由香港科技大学提出的 TRADE (TRAnsferable Dialogue StatE Generator) 方法较好地解决了上述问题.

TRADE: Transferable Dialogue State Generator

TRADE 由香港科技大学的 Chien-Sheng Wu et al. 于 2019 年提出, 论文 Transferable multi-domain state generator for task-oriented dialogue systems.

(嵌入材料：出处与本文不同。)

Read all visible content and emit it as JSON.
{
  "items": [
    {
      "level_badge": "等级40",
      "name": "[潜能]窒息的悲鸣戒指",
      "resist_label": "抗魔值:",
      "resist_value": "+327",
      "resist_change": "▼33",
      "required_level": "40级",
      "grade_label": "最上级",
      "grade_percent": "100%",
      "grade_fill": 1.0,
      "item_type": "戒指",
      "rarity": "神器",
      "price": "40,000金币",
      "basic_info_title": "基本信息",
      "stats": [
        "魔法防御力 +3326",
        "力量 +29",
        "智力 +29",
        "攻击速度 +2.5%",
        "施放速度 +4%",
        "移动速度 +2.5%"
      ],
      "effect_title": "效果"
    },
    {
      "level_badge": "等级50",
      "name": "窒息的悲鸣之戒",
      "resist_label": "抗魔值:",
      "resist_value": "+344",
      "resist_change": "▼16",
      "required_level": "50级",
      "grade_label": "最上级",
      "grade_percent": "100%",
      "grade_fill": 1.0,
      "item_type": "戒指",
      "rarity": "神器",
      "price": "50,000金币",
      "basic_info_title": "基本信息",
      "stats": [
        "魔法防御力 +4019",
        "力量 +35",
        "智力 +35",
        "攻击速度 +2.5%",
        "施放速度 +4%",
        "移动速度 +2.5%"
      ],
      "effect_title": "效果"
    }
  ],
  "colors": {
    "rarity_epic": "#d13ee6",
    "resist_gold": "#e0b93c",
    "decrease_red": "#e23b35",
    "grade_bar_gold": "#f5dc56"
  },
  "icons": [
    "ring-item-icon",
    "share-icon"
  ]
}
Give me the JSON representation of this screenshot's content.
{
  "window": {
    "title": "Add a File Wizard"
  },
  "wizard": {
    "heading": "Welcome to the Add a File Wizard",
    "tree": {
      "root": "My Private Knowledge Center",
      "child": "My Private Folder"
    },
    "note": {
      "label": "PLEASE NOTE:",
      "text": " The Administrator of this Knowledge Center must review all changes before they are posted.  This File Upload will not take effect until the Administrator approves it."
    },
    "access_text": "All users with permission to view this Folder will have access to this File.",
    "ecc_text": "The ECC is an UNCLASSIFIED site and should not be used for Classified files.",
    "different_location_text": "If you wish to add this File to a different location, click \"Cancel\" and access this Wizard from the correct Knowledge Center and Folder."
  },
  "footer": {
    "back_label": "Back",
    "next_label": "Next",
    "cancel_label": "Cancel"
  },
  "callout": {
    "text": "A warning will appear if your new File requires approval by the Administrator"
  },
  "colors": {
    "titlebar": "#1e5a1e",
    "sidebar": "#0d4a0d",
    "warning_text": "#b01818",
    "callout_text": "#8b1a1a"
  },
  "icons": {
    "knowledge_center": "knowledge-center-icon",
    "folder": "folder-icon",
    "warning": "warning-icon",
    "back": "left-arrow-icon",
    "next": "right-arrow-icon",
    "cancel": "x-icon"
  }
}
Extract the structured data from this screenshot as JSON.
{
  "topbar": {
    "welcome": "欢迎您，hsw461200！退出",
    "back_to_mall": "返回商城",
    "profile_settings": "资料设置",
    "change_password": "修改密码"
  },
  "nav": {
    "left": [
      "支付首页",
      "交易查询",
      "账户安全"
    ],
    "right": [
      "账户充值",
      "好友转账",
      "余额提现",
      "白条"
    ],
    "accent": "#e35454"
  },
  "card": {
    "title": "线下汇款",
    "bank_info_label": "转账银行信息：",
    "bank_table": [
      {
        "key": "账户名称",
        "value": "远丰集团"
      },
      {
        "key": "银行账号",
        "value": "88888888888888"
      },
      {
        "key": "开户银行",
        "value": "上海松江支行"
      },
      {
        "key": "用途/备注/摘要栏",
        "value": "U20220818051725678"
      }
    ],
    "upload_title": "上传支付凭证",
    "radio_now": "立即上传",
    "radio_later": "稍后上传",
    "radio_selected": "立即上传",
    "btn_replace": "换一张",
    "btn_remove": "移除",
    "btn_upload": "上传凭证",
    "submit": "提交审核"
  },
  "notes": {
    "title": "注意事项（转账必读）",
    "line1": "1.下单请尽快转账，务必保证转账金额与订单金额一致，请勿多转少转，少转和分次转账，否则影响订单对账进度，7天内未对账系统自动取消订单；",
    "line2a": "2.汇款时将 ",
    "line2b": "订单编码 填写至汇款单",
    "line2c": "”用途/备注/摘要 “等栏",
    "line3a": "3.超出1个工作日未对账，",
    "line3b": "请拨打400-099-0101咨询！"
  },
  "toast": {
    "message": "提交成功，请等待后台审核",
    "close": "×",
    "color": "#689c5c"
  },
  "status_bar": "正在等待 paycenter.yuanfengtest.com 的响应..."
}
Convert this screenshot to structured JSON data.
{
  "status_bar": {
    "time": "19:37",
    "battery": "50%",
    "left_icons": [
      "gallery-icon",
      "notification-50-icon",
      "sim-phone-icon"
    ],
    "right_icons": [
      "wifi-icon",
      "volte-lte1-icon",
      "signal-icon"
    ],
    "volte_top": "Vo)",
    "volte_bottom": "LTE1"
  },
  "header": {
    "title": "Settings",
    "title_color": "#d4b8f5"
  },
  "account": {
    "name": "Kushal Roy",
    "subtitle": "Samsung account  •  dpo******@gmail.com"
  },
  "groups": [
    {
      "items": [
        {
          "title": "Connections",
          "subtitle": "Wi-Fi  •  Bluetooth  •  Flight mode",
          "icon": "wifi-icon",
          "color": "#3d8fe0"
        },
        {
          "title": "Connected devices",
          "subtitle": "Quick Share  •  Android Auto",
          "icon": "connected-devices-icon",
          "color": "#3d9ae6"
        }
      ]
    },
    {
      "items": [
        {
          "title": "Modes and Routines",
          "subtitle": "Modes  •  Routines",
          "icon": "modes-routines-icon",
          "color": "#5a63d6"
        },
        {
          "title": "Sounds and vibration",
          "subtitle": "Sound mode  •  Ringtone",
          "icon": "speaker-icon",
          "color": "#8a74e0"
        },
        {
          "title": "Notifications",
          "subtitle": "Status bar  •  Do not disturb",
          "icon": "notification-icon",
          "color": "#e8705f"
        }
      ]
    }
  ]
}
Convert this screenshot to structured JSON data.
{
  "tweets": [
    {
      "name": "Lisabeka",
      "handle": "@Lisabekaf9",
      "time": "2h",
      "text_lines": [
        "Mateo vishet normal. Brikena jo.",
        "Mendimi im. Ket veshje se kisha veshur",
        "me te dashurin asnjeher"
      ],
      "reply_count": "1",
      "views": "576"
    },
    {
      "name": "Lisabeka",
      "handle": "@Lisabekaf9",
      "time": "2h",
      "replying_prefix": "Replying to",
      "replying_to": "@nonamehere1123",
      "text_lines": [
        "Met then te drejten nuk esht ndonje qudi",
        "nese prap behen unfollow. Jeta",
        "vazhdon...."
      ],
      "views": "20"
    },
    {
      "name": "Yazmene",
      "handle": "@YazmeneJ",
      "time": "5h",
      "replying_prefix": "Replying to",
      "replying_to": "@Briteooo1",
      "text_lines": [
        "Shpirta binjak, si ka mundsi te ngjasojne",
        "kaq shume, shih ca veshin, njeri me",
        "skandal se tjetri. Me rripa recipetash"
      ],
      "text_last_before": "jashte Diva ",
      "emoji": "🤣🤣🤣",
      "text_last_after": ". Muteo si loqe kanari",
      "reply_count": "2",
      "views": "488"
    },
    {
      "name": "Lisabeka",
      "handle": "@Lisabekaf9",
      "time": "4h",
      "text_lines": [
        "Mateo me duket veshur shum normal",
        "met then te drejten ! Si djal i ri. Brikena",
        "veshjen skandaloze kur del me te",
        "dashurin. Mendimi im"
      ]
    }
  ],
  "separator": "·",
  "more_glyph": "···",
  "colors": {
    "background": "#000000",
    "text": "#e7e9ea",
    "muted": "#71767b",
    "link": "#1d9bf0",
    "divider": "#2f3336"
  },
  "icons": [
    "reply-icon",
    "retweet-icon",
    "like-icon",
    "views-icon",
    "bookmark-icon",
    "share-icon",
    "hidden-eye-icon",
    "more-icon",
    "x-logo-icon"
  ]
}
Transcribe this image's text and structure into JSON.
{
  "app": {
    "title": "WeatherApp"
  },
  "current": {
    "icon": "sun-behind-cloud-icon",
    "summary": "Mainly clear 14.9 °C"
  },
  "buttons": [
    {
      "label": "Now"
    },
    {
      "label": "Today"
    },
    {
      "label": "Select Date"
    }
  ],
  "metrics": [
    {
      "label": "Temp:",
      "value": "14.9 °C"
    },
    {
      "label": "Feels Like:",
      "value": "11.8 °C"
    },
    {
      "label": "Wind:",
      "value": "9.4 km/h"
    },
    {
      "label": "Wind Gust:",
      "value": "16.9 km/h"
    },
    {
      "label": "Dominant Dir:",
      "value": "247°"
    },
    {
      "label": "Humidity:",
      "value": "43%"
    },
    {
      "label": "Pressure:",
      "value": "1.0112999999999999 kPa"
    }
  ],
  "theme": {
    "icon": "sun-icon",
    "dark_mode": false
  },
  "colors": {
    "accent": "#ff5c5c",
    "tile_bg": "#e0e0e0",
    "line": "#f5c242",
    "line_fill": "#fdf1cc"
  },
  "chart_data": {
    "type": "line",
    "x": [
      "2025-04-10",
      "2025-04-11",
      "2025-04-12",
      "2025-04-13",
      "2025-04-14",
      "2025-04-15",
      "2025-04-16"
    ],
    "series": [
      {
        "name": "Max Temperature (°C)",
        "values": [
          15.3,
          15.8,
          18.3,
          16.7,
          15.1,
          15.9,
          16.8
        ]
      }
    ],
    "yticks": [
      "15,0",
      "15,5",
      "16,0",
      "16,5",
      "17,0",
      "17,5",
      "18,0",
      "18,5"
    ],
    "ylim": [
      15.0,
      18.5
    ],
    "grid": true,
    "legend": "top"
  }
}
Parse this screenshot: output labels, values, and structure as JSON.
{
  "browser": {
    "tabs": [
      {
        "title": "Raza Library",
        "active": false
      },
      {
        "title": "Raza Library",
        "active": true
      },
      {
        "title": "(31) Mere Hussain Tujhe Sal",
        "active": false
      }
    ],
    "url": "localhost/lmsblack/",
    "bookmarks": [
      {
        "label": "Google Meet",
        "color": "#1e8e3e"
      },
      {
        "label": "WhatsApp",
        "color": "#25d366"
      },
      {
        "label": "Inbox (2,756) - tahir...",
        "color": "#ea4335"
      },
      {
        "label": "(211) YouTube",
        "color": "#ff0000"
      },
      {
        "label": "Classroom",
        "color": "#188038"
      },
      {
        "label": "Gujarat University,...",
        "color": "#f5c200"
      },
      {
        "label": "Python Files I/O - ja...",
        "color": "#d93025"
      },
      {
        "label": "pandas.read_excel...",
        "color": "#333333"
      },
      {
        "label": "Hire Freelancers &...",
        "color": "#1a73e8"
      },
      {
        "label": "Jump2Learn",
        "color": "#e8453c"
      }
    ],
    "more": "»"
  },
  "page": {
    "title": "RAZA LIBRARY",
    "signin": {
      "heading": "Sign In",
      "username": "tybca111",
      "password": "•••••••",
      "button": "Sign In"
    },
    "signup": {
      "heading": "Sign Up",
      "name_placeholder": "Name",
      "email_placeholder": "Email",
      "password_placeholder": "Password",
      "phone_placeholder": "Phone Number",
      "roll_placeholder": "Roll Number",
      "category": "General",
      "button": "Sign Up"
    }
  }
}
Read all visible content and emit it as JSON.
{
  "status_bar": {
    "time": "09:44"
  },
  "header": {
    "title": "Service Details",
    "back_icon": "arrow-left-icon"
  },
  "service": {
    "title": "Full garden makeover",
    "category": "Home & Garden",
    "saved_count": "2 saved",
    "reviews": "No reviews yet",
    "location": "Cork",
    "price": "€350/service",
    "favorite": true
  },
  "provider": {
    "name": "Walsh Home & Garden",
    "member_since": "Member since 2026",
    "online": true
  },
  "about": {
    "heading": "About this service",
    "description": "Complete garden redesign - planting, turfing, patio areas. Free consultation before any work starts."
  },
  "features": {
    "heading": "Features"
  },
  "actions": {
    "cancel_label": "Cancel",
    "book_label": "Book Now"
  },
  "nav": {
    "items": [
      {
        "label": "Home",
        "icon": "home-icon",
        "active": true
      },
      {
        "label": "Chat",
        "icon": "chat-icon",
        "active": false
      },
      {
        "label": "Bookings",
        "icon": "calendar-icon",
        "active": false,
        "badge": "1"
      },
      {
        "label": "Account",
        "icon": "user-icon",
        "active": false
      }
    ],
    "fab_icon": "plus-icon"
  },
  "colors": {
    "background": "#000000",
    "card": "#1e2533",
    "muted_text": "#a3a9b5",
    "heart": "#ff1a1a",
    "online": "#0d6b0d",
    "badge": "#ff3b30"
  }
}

为了解决本体库不完备下的 DST 问题, TRADE 将 DST 使用了 State Generator 的方法, 将 DST 建模为序列生成问题 (而非传统的分类问题), 无须构建本体库, 即可完成槽位值生成.

为了解决多轮映射问题, TRADE 使用了最近的 L 轮对话作为输入.

为了解决领域迁移问题, TRADE 使用 Copy Mechanism 技术, 该技术对 Zero-shot DST 和 Few-shot DST 也有较为明显的效果.

从模型构成上, TRADE 主要由三个部分组成:

Utterance Encoder
Slot Gate
Slot Generator

TRADE 架构图

整体上, 使用了经典的 Encoder-Decoder 架构来实现序列生成模型. 其中 Utterance Encoder 用来编码对话文本信息; Slot Generator 作为 Decoder, 负责槽位值生成. Slot Gate 是一个三分类器, 用于判断是否需要使用生成的值填充该槽位.

Utterance Encoder

TRADE 的 Utterance Encoder 没有特殊的设计, 使用常规的 LSTM 或GRU 即可.

为了解决多轮映射问题, TRADE 将最近的 l 轮对话内容拼接在一起编码, 数学表示如下:

$\begin{aligned} X_t &= \text{concat} (U_{t-l}, R_{t-l}, \cdots, U_{t}, R_{t}) \in \mathbb{R}^{M} \\ E_t &= \text{Embed} (X_t) \in \mathbb{R}^{M \times D_{emb}} \\ H_t &= \text{Encode} (E_t) \in \mathbb{R}^{M \times D_{hdd}} \end{aligned}$

其中 $M, D_{emb}, D_{hdd}$ 分别表示拼接后的文本长度, Embedding Size 和 Hidden Size.

Slot Generator

Slot Generator 是 TRADE 的解码器, 也使用了 RNN 来生成对应的槽位值序列.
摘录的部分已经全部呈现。